With Apache Iceberg tables on S3 Express One Zone, well-partitioned on the feature key, and queried via DuckDB or Arrow Flight SQL with metadata caching enabled, point-query latency in the 5–20 millisecond range is achievable for single-entity lookups. Multi-entity joins across large partition ranges will be slower. Whether this meets your inference SLA depends on the model's end-to-end latency budget. For models with sub-10ms inference targets, a dedicated key-value serving layer remains necessary. For models with 50–200ms budgets, lakehouse serving is viable and eliminates the dual-pipeline consistency problem.
Federated query engines like Trino execute queries by pushing predicates to the data source and returning only the result set to the query coordinator. If the coordinator runs in the same jurisdiction as the data source, no cross-border transfer occurs. If the coordinator is in a different region, the result set constitutes a data transfer and GDPR transfer mechanisms apply. The key design decision is coordinator placement: deploying a regional coordinator per jurisdiction and routing queries accordingly keeps data in its originating region until the point of use, which satisfies residency requirements without requiring data replication.
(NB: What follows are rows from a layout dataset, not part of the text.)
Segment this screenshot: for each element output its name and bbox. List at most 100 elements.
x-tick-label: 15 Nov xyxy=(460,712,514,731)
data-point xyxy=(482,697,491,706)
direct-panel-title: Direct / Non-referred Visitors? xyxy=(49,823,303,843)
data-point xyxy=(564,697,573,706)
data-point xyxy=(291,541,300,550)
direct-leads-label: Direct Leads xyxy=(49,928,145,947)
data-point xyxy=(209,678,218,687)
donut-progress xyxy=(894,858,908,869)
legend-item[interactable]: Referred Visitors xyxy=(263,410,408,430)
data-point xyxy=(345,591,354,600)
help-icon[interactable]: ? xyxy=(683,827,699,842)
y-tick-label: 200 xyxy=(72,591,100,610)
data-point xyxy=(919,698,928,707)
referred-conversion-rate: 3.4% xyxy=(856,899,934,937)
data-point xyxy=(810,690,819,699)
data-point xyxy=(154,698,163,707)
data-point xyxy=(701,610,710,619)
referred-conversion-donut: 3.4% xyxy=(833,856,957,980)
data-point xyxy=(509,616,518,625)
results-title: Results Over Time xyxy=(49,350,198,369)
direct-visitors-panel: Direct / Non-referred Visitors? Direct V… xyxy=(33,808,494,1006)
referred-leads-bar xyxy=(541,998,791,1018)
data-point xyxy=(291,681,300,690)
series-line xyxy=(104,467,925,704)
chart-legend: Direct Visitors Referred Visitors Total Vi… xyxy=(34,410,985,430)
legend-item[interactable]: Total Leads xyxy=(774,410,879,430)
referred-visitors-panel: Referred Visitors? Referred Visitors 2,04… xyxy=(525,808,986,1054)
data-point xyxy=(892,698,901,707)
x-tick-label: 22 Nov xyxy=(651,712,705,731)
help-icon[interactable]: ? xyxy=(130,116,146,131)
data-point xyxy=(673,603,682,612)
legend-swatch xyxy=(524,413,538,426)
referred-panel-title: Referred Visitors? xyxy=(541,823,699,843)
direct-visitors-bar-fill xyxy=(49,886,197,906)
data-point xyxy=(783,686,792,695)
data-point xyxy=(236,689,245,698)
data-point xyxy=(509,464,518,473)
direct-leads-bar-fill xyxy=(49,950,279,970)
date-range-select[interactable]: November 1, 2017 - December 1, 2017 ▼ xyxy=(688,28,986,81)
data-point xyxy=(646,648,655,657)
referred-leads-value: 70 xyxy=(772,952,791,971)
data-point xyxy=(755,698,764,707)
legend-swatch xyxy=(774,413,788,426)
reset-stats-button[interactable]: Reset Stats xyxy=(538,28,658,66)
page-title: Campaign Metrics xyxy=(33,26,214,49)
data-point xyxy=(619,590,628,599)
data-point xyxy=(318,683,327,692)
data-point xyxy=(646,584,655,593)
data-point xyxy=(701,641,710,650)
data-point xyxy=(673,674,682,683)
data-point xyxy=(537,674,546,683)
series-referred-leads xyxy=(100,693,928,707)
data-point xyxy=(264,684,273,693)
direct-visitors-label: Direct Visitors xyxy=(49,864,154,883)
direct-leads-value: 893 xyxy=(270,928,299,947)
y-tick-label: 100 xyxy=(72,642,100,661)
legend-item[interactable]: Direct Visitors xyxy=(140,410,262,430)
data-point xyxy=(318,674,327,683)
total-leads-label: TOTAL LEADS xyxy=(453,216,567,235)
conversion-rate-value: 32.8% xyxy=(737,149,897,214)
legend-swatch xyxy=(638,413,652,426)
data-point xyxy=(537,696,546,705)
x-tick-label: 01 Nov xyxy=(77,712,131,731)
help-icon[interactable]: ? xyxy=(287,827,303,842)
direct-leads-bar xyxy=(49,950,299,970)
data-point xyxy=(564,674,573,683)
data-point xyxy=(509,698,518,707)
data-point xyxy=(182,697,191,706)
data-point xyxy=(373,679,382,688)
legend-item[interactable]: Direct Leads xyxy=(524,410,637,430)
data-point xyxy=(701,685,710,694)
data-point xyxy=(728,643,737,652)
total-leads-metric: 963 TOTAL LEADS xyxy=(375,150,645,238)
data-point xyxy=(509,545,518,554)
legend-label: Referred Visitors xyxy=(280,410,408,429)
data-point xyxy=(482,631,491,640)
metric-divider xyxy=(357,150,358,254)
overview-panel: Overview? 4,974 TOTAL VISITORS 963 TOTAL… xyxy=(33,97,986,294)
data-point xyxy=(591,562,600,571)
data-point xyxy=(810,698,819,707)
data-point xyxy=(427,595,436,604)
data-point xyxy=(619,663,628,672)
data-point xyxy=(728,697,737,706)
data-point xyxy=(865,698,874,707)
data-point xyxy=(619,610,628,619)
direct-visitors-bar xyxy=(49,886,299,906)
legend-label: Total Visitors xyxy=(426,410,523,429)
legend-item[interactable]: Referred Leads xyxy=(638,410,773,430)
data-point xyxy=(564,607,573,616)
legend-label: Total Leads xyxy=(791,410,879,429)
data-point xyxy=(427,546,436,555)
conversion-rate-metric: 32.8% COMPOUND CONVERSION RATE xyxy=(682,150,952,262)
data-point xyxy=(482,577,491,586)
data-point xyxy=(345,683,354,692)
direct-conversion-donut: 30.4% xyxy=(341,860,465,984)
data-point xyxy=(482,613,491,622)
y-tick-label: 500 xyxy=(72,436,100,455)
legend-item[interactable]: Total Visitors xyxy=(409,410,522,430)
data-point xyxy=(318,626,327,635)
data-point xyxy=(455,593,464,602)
OpenLineage provides native integrations for Apache Spark, Apache Airflow, dbt, and Apache Flink, which cover the majority of transformation workloads in a typical enterprise ML pipeline. Instrumentation for these frameworks requires adding the OpenLineage backend URL to the framework configuration and, in some cases, installing a plugin package. Custom transformation code written outside these frameworks requires manual event emission using the OpenLineage Python or Java client. The ongoing operational cost is running a lineage backend such as Marquez or integrating with a commercial lineage platform. For most teams, the instrumentation work is measured in days per framework, not weeks.
The answer depends on whether your feature store is primarily solving a serving latency problem or a feature reuse and governance problem. If it is primarily serving latency, and your inference SLA is compatible with lakehouse query latency, migration is justified. If it is primarily governance, meaning teams across the organisation discover and reuse features through the store's registry, the registry function has value independent of the serving layer and should be preserved, potentially backed by the lakehouse rather than a separate storage system. Feast, for example, supports Iceberg as an offline store backend, which allows the registry and feature definition layer to remain while the underlying storage consolidates.
AWS S3 Metadata, which enables SQL queries against object metadata without reading object content, was in public preview as of late 2024 and is moving toward general availability. For production workloads requiring guaranteed SLAs, teams should evaluate the current GA status before committing to it as a critical path dependency. The more mature alternative is AWS Glue Data Catalog with S3 event notifications triggering catalogue updates on object creation, which provides queryable metadata with a small ingestion lag. For agentic workflows where discovery latency of a few seconds is acceptable, the Glue-backed pattern is production-ready today. For sub-second discovery requirements, the native S3 Metadata capability is the target architecture but warrants a GA confirmation before production adoption.